Devant servir de base à un univers de jeu vidéo d’Ubisoft, ce Skull and Bones se présente comme une excellente série de piraterie de l’océan Indien. Nicolas Jarry écrit l’histoire, profitant de la grosse pagination (plus de 80 pages) pour multiplie les rebondissements tout en détaillant les différents personnages.

Au centre on trouve le jeune Waleran. Un petit Anglais, pauvre, espérant devenir cartographe. En attendant, il est marin à bord d’un navire de guerre britannique, faisant route vers l’Europe avec un butin en or et une célèbre pirate, Dalal.


Au terme d’une première bataille, Dalal est libérée et Waleran, qui est intervenu pour l’aider, est enrôlé dans l’équipage de la belle mais redoutable pirate. Elle multiplie les attaques, cherchant, en plus de s’enrichir, à se venger. De son oncle qui l’a vendue aux Anglais et du gouverneur de Ceylan, qui l’a livré à l’armée de sa majesté.

Marco Pelliccia, dessinateur italien, propose une interprétation graphique classique et assez sombre. Les confrontations sont explosives, les intrigues tortueuses. Un bel hommage au genre.
« Skull and Bones », Glénat, 88 pages, 18 €

mercredi 18 septembre 2024

BD - Vengeance aveugle de la Tigresse Bretonne


Présentée comme étant la « première femme pirate », Jeanne de Belleville a plusieurs surnoms : La Tigresse Bretonne, la Lionne de Bretagne ou la Lionne Sanglante. Une constance dans ces petits noms : la cruauté.

Pourtant rien ne destinait cette femme de chevalier, mère de deux enfants, à devenir célèbre en étripant et décapitant ses ennemis. C’est Roger Seiter qui a retracé le parcours de la Tigresse. Le scénariste raconte comment la Bretonne, trahie par le roi de France qui a fait exécuter son mari, Olivier de Clisson, se lance dans une vengeance aveugle.
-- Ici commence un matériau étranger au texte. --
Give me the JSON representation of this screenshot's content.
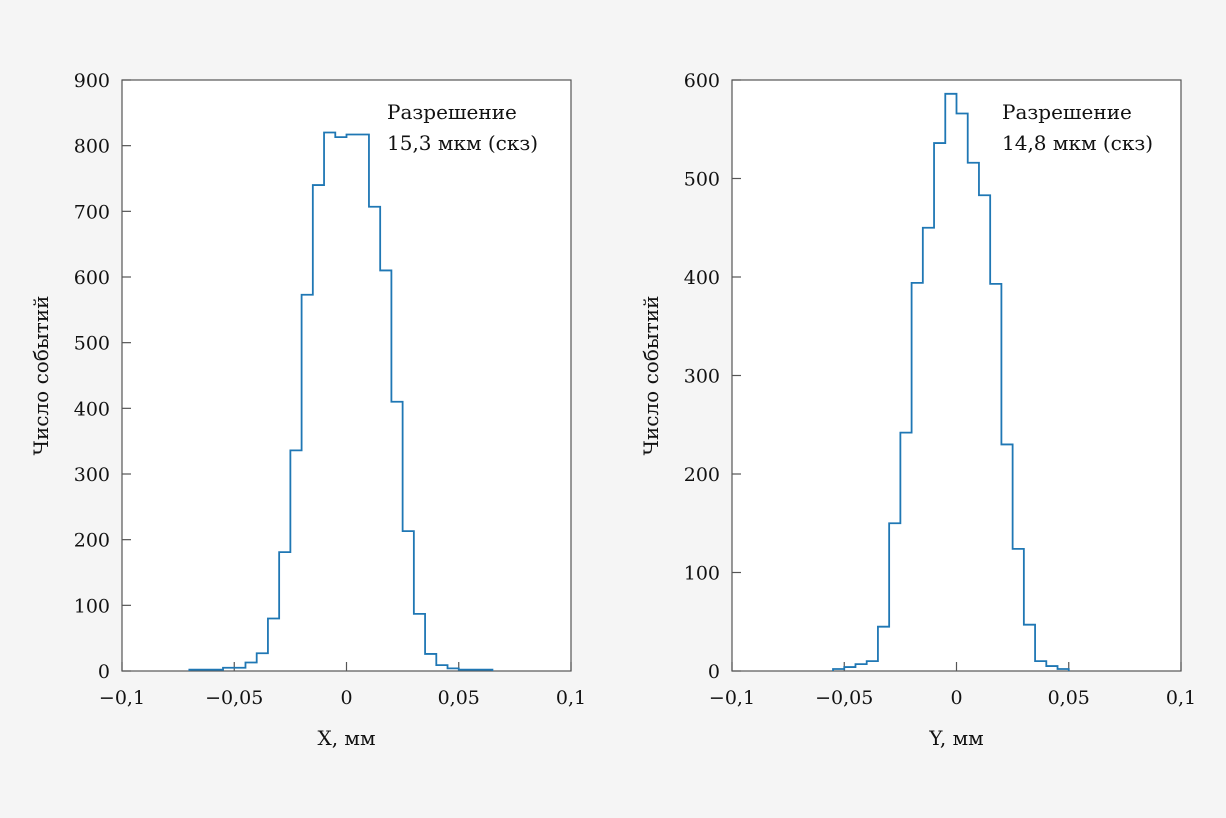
{
  "colors": {
    "histogram": "#1f77b4",
    "axis": "#555555",
    "background": "#f5f5f5"
  },
  "chart_data": [
    {
      "type": "bar",
      "style": "step-histogram",
      "xlabel": "X, мм",
      "ylabel": "Число событий",
      "xlim": [
        -0.1,
        0.1
      ],
      "ylim": [
        0,
        900
      ],
      "xticks": [
        -0.1,
        -0.05,
        0,
        0.05,
        0.1
      ],
      "xtick_labels": [
        "−0,1",
        "−0,05",
        "0",
        "0,05",
        "0,1"
      ],
      "yticks": [
        0,
        100,
        200,
        300,
        400,
        500,
        600,
        700,
        800,
        900
      ],
      "ytick_labels": [
        "0",
        "100",
        "200",
        "300",
        "400",
        "500",
        "600",
        "700",
        "800",
        "900"
      ],
      "annotation": [
        "Разрешение",
        "15,3 мкм (скз)"
      ],
      "annotation_placement": "top-right",
      "grid": false,
      "bins": [
        {
          "x0": -0.07,
          "x1": -0.055,
          "count": 2
        },
        {
          "x0": -0.055,
          "x1": -0.045,
          "count": 5
        },
        {
          "x0": -0.045,
          "x1": -0.04,
          "count": 13
        },
        {
          "x0": -0.04,
          "x1": -0.035,
          "count": 27
        },
        {
          "x0": -0.035,
          "x1": -0.03,
          "count": 80
        },
        {
          "x0": -0.03,
          "x1": -0.025,
          "count": 181
        },
        {
          "x0": -0.025,
          "x1": -0.02,
          "count": 336
        },
        {
          "x0": -0.02,
          "x1": -0.015,
          "count": 573
        },
        {
          "x0": -0.015,
          "x1": -0.01,
          "count": 740
        },
        {
          "x0": -0.01,
          "x1": -0.005,
          "count": 820
        },
        {
          "x0": -0.005,
          "x1": 0.0,
          "count": 813
        },
        {
          "x0": 0.0,
          "x1": 0.01,
          "count": 817
        },
        {
          "x0": 0.01,
          "x1": 0.015,
          "count": 707
        },
        {
          "x0": 0.015,
          "x1": 0.02,
          "count": 610
        },
        {
          "x0": 0.02,
          "x1": 0.025,
          "count": 410
        },
        {
          "x0": 0.025,
          "x1": 0.03,
          "count": 213
        },
        {
          "x0": 0.03,
          "x1": 0.035,
          "count": 87
        },
        {
          "x0": 0.035,
          "x1": 0.04,
          "count": 26
        },
        {
          "x0": 0.04,
          "x1": 0.045,
          "count": 9
        },
        {
          "x0": 0.045,
          "x1": 0.05,
          "count": 4
        },
        {
          "x0": 0.05,
          "x1": 0.065,
          "count": 2
        }
      ]
    },
    {
      "type": "bar",
      "style": "step-histogram",
      "xlabel": "Y, мм",
      "ylabel": "Число событий",
      "xlim": [
        -0.1,
        0.1
      ],
      "ylim": [
        0,
        600
      ],
      "xticks": [
        -0.1,
        -0.05,
        0,
        0.05,
        0.1
      ],
      "xtick_labels": [
        "−0,1",
        "−0,05",
        "0",
        "0,05",
        "0,1"
      ],
      "yticks": [
        0,
        100,
        200,
        300,
        400,
        500,
        600
      ],
      "ytick_labels": [
        "0",
        "100",
        "200",
        "300",
        "400",
        "500",
        "600"
      ],
      "annotation": [
        "Разрешение",
        "14,8 мкм (скз)"
      ],
      "annotation_placement": "top-right",
      "grid": false,
      "bins": [
        {
          "x0": -0.055,
          "x1": -0.05,
          "count": 2
        },
        {
          "x0": -0.05,
          "x1": -0.045,
          "count": 4
        },
        {
          "x0": -0.045,
          "x1": -0.04,
          "count": 7
        },
        {
          "x0": -0.04,
          "x1": -0.035,
          "count": 10
        },
        {
          "x0": -0.035,
          "x1": -0.03,
          "count": 45
        },
        {
          "x0": -0.03,
          "x1": -0.025,
          "count": 150
        },
        {
          "x0": -0.025,
          "x1": -0.02,
          "count": 242
        },
        {
          "x0": -0.02,
          "x1": -0.015,
          "count": 394
        },
        {
          "x0": -0.015,
          "x1": -0.01,
          "count": 450
        },
        {
          "x0": -0.01,
          "x1": -0.005,
          "count": 536
        },
        {
          "x0": -0.005,
          "x1": 0.0,
          "count": 586
        },
        {
          "x0": 0.0,
          "x1": 0.005,
          "count": 566
        },
        {
          "x0": 0.005,
          "x1": 0.01,
          "count": 516
        },
        {
          "x0": 0.01,
          "x1": 0.015,
          "count": 483
        },
        {
          "x0": 0.015,
          "x1": 0.02,
          "count": 393
        },
        {
          "x0": 0.02,
          "x1": 0.025,
          "count": 230
        },
        {
          "x0": 0.025,
          "x1": 0.03,
          "count": 124
        },
        {
          "x0": 0.03,
          "x1": 0.035,
          "count": 47
        },
        {
          "x0": 0.035,
          "x1": 0.04,
          "count": 10
        },
        {
          "x0": 0.04,
          "x1": 0.045,
          "count": 5
        },
        {
          "x0": 0.045,
          "x1": 0.05,
          "count": 2
        }
      ]
    }
  ]
}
Elle fuit Paris, se retranche dans son château de l’île d’Yeu, recrute des mercenaires et affrète plusieurs bateaux, coque peinte en noir, voiles rouge écarlate. Durant neuf mois elle va écumer les côtes françaises, attaquant les navires marchands. Elle va semer la terreur, devenant une véritable légende. Une trajectoire courte car elle va cesser du jour au lendemain ses exactions.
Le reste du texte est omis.